While the incident was actually related to IBM's provider of backup storage services, the company was forced to pay out remediation costs related to informing those people who had been affected and providing credit monitoring services and the like for those individuals, she said.
In that sense, companies must also require the highest security standards from their business partners, said the expert. IBM has since written stronger backup-tape handling policies into its contract with its partner as a result of the incident, and Donahue encouraged others to do the same.
Phillip Dunkelberger, chief executive at encryption software specialists PGP, said that companies are spending too much time trying to react to data incidents and the individual mandates of compliance regulations while overlooking opportunities to improve data security through smarter process control.
Many companies are still too concerned with protecting various endpoint devices and network assets when a more data-driven approach would save them both time and money, he said.

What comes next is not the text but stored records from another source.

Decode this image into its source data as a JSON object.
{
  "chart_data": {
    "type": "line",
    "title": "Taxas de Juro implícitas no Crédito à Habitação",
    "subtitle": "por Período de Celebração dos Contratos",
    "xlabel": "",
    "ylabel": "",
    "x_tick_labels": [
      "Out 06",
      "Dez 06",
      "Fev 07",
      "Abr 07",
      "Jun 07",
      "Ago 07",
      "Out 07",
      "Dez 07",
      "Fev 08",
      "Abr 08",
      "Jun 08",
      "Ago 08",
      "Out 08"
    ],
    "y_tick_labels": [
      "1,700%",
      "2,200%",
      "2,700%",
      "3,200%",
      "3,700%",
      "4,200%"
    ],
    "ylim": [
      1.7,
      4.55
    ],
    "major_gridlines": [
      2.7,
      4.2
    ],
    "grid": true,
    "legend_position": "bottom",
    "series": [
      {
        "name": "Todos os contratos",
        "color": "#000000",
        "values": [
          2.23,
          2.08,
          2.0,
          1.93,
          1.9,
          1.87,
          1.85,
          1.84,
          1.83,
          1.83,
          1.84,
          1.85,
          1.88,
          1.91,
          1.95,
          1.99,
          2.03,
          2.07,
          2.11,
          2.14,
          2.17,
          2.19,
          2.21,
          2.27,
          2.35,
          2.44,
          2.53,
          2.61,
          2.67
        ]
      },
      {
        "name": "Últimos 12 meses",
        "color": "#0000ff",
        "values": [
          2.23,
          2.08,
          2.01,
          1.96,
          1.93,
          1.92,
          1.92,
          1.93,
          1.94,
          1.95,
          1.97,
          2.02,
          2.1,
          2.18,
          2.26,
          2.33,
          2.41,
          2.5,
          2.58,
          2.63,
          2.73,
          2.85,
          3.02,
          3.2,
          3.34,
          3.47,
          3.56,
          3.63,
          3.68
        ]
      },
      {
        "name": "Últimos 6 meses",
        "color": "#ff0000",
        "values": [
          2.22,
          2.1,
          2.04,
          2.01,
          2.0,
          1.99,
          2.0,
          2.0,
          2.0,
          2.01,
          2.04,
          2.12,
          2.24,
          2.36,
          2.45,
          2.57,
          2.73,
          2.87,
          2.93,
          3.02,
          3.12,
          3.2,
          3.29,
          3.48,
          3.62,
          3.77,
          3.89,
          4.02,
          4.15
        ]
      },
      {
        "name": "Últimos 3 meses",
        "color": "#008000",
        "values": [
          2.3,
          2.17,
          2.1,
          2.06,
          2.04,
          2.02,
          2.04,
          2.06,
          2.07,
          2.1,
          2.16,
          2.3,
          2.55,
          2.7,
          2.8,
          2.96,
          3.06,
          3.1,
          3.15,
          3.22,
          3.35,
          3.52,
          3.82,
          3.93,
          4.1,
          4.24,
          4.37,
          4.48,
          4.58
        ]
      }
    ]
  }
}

"It has to be about the data. Data is very much the currency that people are transacting with, and employees need to be able to get their jobs done, even if that means taking information outside the network," said Dunkelberger.
"As complexity grows, things happen -- executives buy iPhones that are essentially 60GB storage devices that run on Open BSD and allow third-party applications," he said. "Defending the device is going to be a losing war, and even if you try to do that, people will inevitably add to the device or change its configuration."
While it unsurprising that Dunkelberger advocates the use of encryption as an intelligent way to overcome the complexity of changing IT infrastructure and business demands of defending data, he said that problems are most often related to faulty policies, not the types of technologies used for information protection.
The heightened information security atmosphere of today isn't as much a result of the rapid growth of mobile computing or shared infrastructure between companies, but rather an issue of poor data architecture from the top down, he said.
"Unless we start having a comprehensive discussion about the defense of data, the problem will only continue to persist, and not just in relation to hackers or compliance," Dunkelberger said.
"Everyone has policies, but it is interesting how much intellectual property is being targeted and stolen despite that; more of these attacks are coming, and that will only increase costs and complexity if handled improperly because these are the crown jewels of the organizations that are being targeted," he said.